In a study, investigators retrospectively reviewed the presence and amount of small HRF in the eyes of patients with different macular atrophic phenotypes. This included bilateral geographic atrophy (GA); unilateral GA and macular new vessels (MNV) in the fellow eye; and extensive macular atrophy with pseudodrusen (EMAP), a rare and aggressive variant of atrophic AMD.1
The investigators defined HRF as “isolated punctiform elements of small dimensions, 30 μm or smaller, with intermediate reflectivity (similar to that of the nerve fiber layer) and without a shadow cone.” The foci were measured on near-infrared reflectance (NIR) and blue wavelength fundus autofluorescence (FAF) images. The HRF were manually identified, counted, and analyzed to identify correlations with the best-corrected visual acuity (BCVA), GA lesion size, some GA features (multifocal vs unifocal GA; presence vs absence of foveal sparing), and central retinal thickness (CRT), according to the investigators.

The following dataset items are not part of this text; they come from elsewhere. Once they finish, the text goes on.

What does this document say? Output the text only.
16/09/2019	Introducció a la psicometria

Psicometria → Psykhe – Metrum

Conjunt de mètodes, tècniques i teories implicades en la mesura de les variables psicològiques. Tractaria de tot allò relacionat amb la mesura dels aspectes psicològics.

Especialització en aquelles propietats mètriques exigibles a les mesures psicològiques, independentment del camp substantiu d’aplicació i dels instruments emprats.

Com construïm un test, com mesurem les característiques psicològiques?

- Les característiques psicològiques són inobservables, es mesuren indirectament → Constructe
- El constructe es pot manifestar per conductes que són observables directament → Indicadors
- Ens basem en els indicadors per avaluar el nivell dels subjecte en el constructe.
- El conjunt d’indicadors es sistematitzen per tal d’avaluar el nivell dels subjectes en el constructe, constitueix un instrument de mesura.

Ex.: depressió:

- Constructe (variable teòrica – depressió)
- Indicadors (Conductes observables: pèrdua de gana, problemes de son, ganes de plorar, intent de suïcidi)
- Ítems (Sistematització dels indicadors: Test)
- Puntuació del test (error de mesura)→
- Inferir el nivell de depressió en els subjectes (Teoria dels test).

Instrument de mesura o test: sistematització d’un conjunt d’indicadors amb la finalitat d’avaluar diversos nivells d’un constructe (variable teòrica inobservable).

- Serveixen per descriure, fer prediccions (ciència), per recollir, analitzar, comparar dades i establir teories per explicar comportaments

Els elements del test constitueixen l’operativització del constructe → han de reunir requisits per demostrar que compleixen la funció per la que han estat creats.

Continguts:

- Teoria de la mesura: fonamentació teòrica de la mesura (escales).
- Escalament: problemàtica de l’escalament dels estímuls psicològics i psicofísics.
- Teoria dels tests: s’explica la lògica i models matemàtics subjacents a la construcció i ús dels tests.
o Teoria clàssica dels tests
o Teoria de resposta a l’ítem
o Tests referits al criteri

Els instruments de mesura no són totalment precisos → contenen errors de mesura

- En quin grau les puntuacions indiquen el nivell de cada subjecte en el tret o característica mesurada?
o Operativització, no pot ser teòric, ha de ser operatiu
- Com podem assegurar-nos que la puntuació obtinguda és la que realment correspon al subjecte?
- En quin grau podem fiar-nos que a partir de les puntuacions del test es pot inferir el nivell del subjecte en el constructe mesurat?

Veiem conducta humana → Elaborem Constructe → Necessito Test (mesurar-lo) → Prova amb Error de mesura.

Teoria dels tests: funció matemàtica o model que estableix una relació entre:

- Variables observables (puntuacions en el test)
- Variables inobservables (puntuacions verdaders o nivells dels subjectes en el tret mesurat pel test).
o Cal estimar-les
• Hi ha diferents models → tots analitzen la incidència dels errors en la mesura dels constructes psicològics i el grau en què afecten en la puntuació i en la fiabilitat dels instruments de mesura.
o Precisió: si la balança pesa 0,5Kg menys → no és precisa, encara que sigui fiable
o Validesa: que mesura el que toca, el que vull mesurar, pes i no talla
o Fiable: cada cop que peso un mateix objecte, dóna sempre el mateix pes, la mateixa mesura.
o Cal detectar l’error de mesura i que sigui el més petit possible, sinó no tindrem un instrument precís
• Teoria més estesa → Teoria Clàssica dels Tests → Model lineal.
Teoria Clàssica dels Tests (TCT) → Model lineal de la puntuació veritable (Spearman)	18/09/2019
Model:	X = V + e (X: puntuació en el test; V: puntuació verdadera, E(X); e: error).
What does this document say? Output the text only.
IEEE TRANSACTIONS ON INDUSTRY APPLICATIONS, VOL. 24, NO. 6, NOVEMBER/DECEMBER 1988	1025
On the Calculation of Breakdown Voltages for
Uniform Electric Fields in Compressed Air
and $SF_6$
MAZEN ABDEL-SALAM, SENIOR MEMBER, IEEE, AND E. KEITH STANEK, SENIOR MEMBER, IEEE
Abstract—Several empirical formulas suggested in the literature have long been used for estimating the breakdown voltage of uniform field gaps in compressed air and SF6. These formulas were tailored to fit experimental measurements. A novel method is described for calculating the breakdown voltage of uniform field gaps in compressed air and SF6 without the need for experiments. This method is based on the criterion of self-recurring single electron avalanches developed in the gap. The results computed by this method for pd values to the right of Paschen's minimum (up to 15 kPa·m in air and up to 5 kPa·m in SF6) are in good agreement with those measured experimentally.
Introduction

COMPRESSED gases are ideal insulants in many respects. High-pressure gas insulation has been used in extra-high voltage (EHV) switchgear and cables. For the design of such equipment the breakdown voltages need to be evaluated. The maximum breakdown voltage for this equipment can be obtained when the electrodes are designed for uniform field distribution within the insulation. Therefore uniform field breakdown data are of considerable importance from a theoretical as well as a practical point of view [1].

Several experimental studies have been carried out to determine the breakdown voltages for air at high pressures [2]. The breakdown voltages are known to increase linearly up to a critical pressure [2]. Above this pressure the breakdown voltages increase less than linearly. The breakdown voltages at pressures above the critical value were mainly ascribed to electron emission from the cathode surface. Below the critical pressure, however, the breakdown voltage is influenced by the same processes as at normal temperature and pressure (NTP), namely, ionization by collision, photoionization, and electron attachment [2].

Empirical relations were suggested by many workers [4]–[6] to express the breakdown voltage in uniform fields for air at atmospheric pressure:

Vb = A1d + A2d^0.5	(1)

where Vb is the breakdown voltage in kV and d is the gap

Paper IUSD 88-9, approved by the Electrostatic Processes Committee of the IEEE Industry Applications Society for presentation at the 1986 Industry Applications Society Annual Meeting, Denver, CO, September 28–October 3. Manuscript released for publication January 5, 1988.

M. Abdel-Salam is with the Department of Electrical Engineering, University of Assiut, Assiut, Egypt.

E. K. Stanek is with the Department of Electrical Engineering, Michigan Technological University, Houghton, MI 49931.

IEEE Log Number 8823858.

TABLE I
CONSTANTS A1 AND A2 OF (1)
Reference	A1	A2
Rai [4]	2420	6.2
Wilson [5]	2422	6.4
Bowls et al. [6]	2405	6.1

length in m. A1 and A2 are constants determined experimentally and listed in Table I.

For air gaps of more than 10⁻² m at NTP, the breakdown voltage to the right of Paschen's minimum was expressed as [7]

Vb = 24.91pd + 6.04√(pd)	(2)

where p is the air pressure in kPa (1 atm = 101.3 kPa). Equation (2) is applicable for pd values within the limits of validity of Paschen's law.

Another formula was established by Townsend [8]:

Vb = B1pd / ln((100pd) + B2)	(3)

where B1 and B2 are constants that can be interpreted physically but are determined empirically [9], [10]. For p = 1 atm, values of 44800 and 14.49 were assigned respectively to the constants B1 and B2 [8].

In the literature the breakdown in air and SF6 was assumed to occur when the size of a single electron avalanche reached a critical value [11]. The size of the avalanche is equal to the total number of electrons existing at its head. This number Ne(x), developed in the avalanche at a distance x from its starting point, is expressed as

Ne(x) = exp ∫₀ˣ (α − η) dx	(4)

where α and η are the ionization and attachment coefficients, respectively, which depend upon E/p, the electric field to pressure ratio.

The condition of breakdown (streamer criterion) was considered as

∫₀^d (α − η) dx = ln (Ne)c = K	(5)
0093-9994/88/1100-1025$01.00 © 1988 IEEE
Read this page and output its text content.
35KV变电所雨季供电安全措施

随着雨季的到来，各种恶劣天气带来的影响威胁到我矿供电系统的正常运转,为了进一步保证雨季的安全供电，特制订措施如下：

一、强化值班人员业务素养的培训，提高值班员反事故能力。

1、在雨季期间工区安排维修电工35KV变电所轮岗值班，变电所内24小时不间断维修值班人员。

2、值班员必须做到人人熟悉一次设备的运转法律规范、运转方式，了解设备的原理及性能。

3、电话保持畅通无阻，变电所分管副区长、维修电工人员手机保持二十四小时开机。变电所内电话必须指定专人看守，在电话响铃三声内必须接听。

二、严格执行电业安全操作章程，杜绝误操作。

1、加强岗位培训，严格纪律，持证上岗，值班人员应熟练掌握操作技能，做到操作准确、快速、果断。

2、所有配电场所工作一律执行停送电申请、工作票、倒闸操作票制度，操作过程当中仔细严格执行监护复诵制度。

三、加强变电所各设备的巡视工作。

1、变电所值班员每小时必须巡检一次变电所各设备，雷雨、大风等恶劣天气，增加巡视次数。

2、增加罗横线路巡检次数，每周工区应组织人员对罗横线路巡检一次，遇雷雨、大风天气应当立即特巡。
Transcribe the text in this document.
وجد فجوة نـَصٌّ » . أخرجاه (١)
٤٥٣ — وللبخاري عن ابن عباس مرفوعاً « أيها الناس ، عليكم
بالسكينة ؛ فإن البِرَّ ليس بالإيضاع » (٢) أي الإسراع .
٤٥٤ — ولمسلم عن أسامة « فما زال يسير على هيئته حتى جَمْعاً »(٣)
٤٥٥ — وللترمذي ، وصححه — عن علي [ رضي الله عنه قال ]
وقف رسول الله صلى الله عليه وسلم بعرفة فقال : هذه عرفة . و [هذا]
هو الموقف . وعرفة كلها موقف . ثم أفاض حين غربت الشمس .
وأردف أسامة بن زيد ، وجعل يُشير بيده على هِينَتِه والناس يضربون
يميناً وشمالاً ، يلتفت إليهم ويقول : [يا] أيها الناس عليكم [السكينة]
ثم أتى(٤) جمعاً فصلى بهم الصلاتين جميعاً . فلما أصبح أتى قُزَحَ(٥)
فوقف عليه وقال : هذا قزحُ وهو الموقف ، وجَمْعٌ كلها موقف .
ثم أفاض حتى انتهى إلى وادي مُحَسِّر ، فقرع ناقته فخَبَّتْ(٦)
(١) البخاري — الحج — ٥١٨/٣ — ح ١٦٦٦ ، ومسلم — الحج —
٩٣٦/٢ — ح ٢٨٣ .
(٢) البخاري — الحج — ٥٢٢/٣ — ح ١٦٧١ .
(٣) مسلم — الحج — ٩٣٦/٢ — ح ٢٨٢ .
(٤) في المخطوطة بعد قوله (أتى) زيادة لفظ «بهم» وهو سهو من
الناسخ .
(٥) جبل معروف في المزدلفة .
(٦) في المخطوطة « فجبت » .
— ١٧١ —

A total of 46 patients were included and classified: 26 with bilateral GA, 16 with unilateral GA and MNV in the fellow eyes, and 4 with EMAP. The patients with EMAP were younger than patients with bilateral and unilateral GA: 63.5 ± 6.8 years vs 80.4 ± 8.4 years (P = .0004) and 83.3 ± 6.1 years (P <0001), respectively.
The evaluated factors that did not differ significantly among the groups were the mean BCVA; mean GA area in the NIR and FAF images; foveal sparing and multifocal vs unifocal GA distribution; and the mean CRT. In all groups, the GA areas were wider on the NIR images than the FAF images, and significantly so in the bilateral and unilateral GA groups: 11.7 ± 7.6 mm2 vs 10.6 ± 7.1 mm2 (P = .0087) and 7.8 ± 9.2 mm2 vs 7.7 ± 9.4 mm2 (P = .004), respectively.
Significantly more HRF were present in the unilateral GA group than in the bilateral and EMAP groups: 47.4 ± 7.1 vs 31.6 ± 7.3 and 28.0 ± 4.9, respectively (P < .0001 for both comparisons). The bilateral GA and EMAP groups had similar numbers of HRF (P = .1960).
A correlation was found only between the numbers of HRF and the CRT (ie, a positive correlation with the bilateral GA group and a negative correlation with the unilateral GA group). “The increase in the small HRF, which mirrors retinal microglial activation, characterizes eyes with unilateral GA and MNV in the fellow eye but not eyes with bilateral GA or EMAP,” the investigators noted. They added that the role of activated microglial cells in the retina of eyes with GA should be investigated further with consideration of “actual and new therapeutic strategies with which to reduce either the development or progression of the atrophic macular changes.”